Rei improves with no training?

Snoke is built up for nothing and replaced by a Kylo who has advanced literally none?

No character development at all?

Phasma somehow survives and comes out of nowhere, then dies like a bitch anyway?

...

7 was shit and atleast 8 had a more original thing going on

What does that even mean? It's a fucking star wars movie.

>Casino planet: pointless.
>You are telling me they came up with this hairbrained plan to get on the star destroyer, call little orange, get told to find 'the master codebreaker', hyperspace away on a shuttle which the first order doesn't even try to chase despite having three other destroyers doing nothing that can track it, get to the planet, crash the ship, scout the casino, get arrested, break free just happening to find a forgettable slicer, hyperspace back, board the ship, find the thing, get captured and nearly executed in under 18 hours? Hyperspace isn't instant travel. They just happened to be that close to the one dude they needed?
The more and more i think over that 'plot' the worse it gets. It accomplished nothing other than be filler and introduce a new character that nobody cares about because we can barely find any reason to care about the characters from 7.

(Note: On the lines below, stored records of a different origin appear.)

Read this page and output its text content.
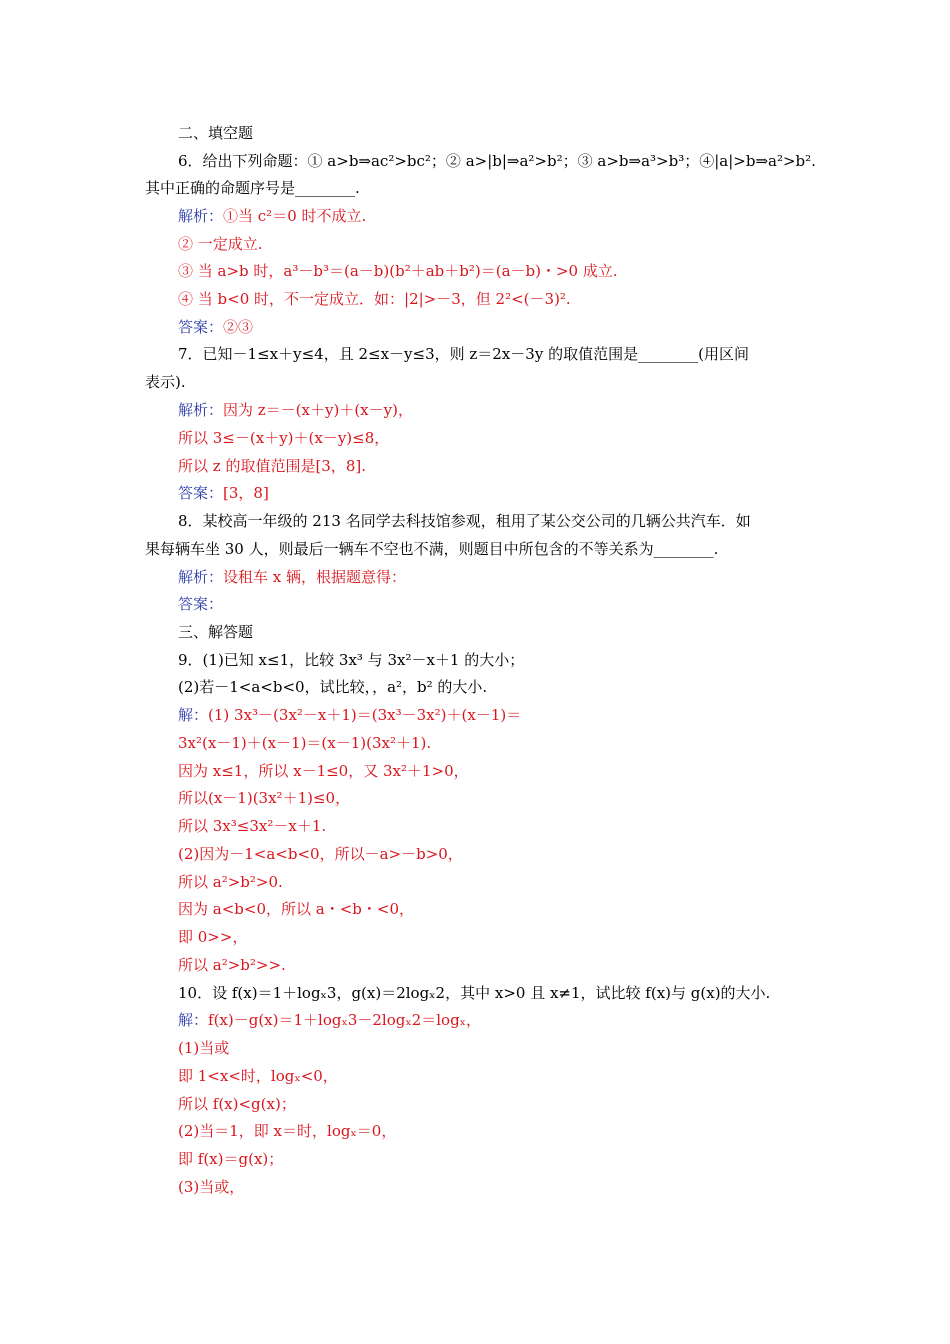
二、填空题
6．给出下列命题：① a>b⇒ac²>bc²；② a>|b|⇒a²>b²；③ a>b⇒a³>b³；④|a|>b⇒a²>b².
其中正确的命题序号是________.
解析：①当 c²＝0 时不成立.
② 一定成立.
③ 当 a>b 时，a³－b³＝(a－b)(b²＋ab＋b²)＝(a－b)・>0 成立.
④ 当 b<0 时，不一定成立．如：|2|>－3，但 2²<(－3)².
答案：②③
7．已知－1≤x＋y≤4，且 2≤x－y≤3，则 z＝2x－3y 的取值范围是________(用区间
表示).
解析：因为 z＝－(x＋y)＋(x－y)，
所以 3≤－(x＋y)＋(x－y)≤8，
所以 z 的取值范围是[3，8].
答案：[3，8]
8．某校高一年级的 213 名同学去科技馆参观，租用了某公交公司的几辆公共汽车．如
果每辆车坐 30 人，则最后一辆车不空也不满，则题目中所包含的不等关系为________.
解析：设租车 x 辆，根据题意得：
答案：
三、解答题
9．(1)已知 x≤1，比较 3x³ 与 3x²－x＋1 的大小；
(2)若－1<a<b<0，试比较，，a²，b² 的大小.
解：(1) 3x³－(3x²－x＋1)＝(3x³－3x²)＋(x－1)＝
3x²(x－1)＋(x－1)＝(x－1)(3x²＋1).
因为 x≤1，所以 x－1≤0，又 3x²＋1>0，
所以(x－1)(3x²＋1)≤0，
所以 3x³≤3x²－x＋1.
(2)因为－1<a<b<0，所以－a>－b>0，
所以 a²>b²>0.
因为 a<b<0，所以 a・<b・<0，
即 0>>，
所以 a²>b²>>.
10．设 f(x)＝1＋logₓ3，g(x)＝2logₓ2，其中 x>0 且 x≠1，试比较 f(x)与 g(x)的大小.
解：f(x)－g(x)＝1＋logₓ3－2logₓ2＝logₓ，
(1)当或
即 1<x<时，logₓ<0，
所以 f(x)<g(x)；
(2)当＝1，即 x＝时，logₓ＝0，
即 f(x)＝g(x)；
(3)当或，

It means it's a popcorn fantasy film franchise. Nitpicking this and that ultimately serves nothing and no one.

Why wasn't Luke's hair wet when getting out of the trash compactor?!

It ain't that kind of movie

Who is nitpicking? The entire plot, pacing, and character development is shit. I'm just giving examples of why it's shit.

I love all the other movies (to different degrees). This one was different. I want to like it, but I can't.